Because the scoreboard was installed midseason last year, not all of its possible features have been put to use. Likewise, it has not yet featured a winning score for the Skyhawks football team, which went 0-11 last year.

Whipple said the scoreboard is part of the college’s larger goal to enhance athletic facilities. It replaces a traditional digital scoreboard that didn’t include any video components.

“Our setting is the most beautiful in all of Division II, and we really wanted to make this upgrade and innovation to our game environment,” he said. “… It’s something that Fort Lewis students, faculty, staff, alumni and fans in the community will all benefit from.”

The video display includes 115,000 pixels and is full color.

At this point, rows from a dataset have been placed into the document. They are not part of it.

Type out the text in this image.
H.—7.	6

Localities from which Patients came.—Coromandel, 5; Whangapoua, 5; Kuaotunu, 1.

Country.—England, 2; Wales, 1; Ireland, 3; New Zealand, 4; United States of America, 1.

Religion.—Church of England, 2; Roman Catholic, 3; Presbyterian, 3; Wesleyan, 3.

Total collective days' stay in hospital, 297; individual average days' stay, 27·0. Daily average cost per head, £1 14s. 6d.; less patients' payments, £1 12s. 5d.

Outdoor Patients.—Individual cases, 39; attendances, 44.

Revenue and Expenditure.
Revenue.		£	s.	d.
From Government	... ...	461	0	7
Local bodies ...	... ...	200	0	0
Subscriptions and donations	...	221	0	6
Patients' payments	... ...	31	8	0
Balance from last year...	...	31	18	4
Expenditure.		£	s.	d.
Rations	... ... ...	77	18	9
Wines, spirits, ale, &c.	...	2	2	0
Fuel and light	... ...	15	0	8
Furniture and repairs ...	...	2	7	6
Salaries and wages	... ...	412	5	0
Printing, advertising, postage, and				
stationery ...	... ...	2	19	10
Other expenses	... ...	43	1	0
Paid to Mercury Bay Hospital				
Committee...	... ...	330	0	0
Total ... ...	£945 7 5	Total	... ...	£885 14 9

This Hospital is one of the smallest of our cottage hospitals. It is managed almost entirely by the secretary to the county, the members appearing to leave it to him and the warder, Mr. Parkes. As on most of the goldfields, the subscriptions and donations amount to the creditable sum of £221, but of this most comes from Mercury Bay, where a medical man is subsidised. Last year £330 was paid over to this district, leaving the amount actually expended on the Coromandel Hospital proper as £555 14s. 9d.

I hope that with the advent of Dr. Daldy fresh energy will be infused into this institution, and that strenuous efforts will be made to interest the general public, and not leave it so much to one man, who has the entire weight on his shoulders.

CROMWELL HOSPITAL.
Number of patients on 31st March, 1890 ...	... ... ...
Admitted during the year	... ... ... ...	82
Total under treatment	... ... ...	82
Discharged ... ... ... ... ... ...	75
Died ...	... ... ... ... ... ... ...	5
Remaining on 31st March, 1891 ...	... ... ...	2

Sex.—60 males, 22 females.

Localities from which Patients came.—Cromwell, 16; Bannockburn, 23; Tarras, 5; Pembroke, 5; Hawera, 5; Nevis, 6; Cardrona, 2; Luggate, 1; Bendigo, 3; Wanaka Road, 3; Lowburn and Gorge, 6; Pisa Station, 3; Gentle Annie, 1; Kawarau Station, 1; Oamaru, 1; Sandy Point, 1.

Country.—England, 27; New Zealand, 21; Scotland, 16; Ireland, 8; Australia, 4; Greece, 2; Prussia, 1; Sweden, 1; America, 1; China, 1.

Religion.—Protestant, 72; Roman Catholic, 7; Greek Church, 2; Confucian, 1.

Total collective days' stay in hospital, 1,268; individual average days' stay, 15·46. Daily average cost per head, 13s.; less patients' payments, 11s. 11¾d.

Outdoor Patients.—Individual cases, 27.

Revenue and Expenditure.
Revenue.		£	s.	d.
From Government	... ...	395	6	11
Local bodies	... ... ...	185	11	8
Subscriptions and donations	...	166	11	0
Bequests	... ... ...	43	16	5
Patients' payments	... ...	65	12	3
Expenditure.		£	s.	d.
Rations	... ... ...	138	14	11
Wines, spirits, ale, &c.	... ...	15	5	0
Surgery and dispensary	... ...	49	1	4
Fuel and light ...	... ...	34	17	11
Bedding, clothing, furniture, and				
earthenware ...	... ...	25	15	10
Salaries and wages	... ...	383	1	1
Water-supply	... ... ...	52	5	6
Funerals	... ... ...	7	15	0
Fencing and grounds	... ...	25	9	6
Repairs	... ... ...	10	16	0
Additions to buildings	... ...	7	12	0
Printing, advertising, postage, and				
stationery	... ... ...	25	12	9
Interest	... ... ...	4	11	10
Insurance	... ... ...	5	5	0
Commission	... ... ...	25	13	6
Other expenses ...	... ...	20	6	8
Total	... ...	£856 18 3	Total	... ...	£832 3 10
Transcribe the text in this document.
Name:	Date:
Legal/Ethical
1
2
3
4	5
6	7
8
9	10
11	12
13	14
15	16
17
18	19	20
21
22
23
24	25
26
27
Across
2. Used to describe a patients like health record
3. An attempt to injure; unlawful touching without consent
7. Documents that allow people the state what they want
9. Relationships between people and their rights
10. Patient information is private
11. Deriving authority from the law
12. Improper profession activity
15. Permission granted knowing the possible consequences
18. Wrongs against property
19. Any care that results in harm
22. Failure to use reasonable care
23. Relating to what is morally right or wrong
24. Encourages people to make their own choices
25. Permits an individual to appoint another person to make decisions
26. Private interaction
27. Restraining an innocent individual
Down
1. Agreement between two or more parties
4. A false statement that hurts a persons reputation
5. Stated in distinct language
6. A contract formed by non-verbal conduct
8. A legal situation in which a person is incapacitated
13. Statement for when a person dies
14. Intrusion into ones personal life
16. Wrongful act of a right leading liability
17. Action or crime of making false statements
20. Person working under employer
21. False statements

It will also be used for lacrosse games and other FLC activities, possibly movie nights.

“We’re finding that we continue to have more and more uses for such a video board on campus,” Whipple said.

A new scoreboard on the southeast corner of Dennison field at Fort Lewis College is 28-feet by 28-feet in size. (Jerry McBride/Durango Herald)
Fort Lewis College Director of Athletics Travis Whipple, right, and FLC Deputy Athletic Director Mike Knipe look at the scoreboard that was installed last fall. (Jerry McBride/Durango Herald)

Skyhawks football coach Johnny Cox said facility upgrades such as the scoreboard help the athletic department on multiple levels: It raises the energy level at games, which makes more people want to attend; it signals that the college and the community value the game day experience, which can help with recruitment; and it allows companies to advertise during games, which raises money for the program and makes other potential supporters want to become involved, he said.

“The replay portion of it and then being able to highlight different players – they’re going to really enjoy that,” Cox said.

The college also plans to integrate an outdoor sound system with the new scoreboard, he said.

A beer garden has proved to be “extremely” popular during games, he said, and now fans can watch highlights while enjoying the beer garden.

“As we keep improving our facilities, it is going to continue to make our recruiting and experience for student athletes that much better,” Cox said.

Whipple encouraged students and community members to check out a Skyhawks game – regardless of the sport – if they haven’t done so in a while, because the experience may be different and more exciting than they remember.

“We’re grateful for the community support, whether it be through projects like this or just coming up to attend the game,” Whipple said. “Every fan that comes up is so meaningful for us.”